Grand Ages: Rome è uno strategico di simulazione ambientato nell'Impero Romano. Il giocatore interpreta un governatore provinciale incaricato di ampliare l'influenza, gestire le risorse e affrontare le sfide storiche in un'esperienza single-player molto dettagliata.
Gameplay
Il cuore del gioco è la costruzione e il mantenimento di floride colonie romane, bilanciando crescita economica, difesa militare e benessere dei cittadini. Si può scegliere tra cinque famiglie nobili, ognuna con abilità specifiche che influenzano l'esito delle missioni e le strategie a lungo termine. L'edificazione si basa su catene produttive complesse che alimentano le rotte commerciali, comprese quelle marittime con le culture vicine. Gli alberi di ricerca permettono di sbloccare miglioramenti in agricoltura, industria e capacità militari.
Il combattimento è in stile RTS: le unità ricevono ordini direttamente sul campo. Diciotto abilità specializzate valorizzano i diversi tipi di truppe, dai pretoriani per la fanteria d'élite, agli elefanti da guerra per gli assalti a sorpresa, fino ai triarii per le formazioni difensive. Le battaglie navali consentono di colonizzare isole e proteggere le vie del commercio. Siti storici come Cirene, Lione e Roma fungono da mappe ampie, ricche di attività e punti strategici.

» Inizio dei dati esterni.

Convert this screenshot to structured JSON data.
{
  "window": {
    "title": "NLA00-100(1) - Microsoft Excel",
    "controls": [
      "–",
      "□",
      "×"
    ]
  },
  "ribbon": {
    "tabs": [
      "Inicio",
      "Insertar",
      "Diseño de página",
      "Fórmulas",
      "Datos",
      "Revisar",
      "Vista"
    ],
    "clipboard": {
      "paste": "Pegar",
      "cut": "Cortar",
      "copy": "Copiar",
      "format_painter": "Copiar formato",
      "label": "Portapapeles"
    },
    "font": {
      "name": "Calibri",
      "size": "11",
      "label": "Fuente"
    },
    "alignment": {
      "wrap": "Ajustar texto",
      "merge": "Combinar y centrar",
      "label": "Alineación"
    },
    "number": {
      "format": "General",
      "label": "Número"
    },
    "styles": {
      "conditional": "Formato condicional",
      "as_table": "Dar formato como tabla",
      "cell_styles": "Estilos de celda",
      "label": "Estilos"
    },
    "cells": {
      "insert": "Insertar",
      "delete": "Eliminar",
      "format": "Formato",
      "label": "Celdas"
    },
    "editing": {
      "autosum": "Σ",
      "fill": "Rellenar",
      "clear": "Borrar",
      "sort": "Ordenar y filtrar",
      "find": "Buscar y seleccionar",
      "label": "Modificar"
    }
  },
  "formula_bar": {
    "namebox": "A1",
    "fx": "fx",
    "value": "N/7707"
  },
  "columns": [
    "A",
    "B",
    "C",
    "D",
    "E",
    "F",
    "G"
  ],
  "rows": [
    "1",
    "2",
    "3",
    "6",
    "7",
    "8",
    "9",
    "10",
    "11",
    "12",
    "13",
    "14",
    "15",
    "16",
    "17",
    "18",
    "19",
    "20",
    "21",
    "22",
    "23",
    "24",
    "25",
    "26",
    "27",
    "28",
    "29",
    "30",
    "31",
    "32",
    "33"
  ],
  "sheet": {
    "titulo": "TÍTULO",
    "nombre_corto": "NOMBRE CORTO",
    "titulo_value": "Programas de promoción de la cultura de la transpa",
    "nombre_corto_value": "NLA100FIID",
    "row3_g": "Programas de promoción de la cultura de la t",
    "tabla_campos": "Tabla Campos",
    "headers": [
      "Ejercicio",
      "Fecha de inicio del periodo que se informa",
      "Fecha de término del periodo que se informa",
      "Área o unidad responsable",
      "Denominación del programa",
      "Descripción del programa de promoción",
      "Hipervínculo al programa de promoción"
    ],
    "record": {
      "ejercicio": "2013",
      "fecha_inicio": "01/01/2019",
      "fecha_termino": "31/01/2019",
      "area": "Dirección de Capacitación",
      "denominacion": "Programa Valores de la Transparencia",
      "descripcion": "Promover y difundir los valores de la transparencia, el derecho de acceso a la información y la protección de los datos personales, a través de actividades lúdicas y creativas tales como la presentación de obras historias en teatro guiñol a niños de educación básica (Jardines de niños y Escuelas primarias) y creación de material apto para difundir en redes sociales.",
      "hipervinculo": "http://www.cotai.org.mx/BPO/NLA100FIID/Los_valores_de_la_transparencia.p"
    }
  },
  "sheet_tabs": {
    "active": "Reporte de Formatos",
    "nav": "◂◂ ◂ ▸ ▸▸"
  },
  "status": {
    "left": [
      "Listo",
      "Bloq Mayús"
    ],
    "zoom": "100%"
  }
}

Un sistema di sviluppo del personaggio registra i progressi nel tempo, accumulando esperienza che plasma i tratti di leadership e sblocca nuove opzioni man mano che la campagna avanza. Le minacce barbariche richiedono una difesa costante, mentre il commercio e la gestione delle risorse mantengono vive le colonie.
Modalità di gioco
Il titolo offre una campagna non lineare composta da 40 missioni. Gli obiettivi possono essere affrontati in sequenze diverse, aprendo percorsi alternativi a seconda della famiglia scelta e delle decisioni prese in precedenza. Non sono previsti altri modi di gioco come schermaglia, multigiocatore o scenari infiniti.
Le missioni integrano obiettivi economici, scontri militari e aspetti diplomatici nel contesto delle province romane. La struttura invita a rigiocare grazie alla possibilità di selezionare famiglie diverse e variare l'ordine delle missioni.
Campagna e progressione
La progressione è strettamente legata alla campagna: completare gli obiettivi fa avanzare la linea temporale storica e rafforza la posizione del governatore. I sistemi economici operano su più livelli, richiedendo attenzione alle catene di approvvigionamento, alla domanda del mercato e all'espansione in nuovi territori. Gli elementi navali estendono il raggio d'azione alle isole, aggiungendo complessità sia al commercio che alla difesa.
La personalizzazione delle unità tramite abilità e ricerca crea profondità tattica durante i conflitti. Il flusso complessivo premia una pianificazione accurata della città e risposte militari tempestive alle pressioni esterne.
Vale la pena giocarci?
Su Steam le recensioni degli utenti lo giudicano «Per lo più positivo», con il 76% di approvazione su 611 recensioni. Il giudizio evidenzia l'interesse per un city-builder a tema romano unito a battaglie in tempo reale e gestione economica. La lunghezza della campagna e la struttura non lineare offrono un contenuto sostanzioso a chi apprezza un gameplay di simulazione metodico.
È disponibile una demo per provare i sistemi principali prima dell'acquisto. Essendo un titolo datato senza aggiornamenti stagionali o espansioni annunciate, si rivolge a chi cerca un'esperienza strategica single-player completa, piuttosto che contenuti live-service. Chi ama le simulazioni economiche dettagliate e la gestione di ambientazioni storiche troverà meccaniche in linea con queste preferenze.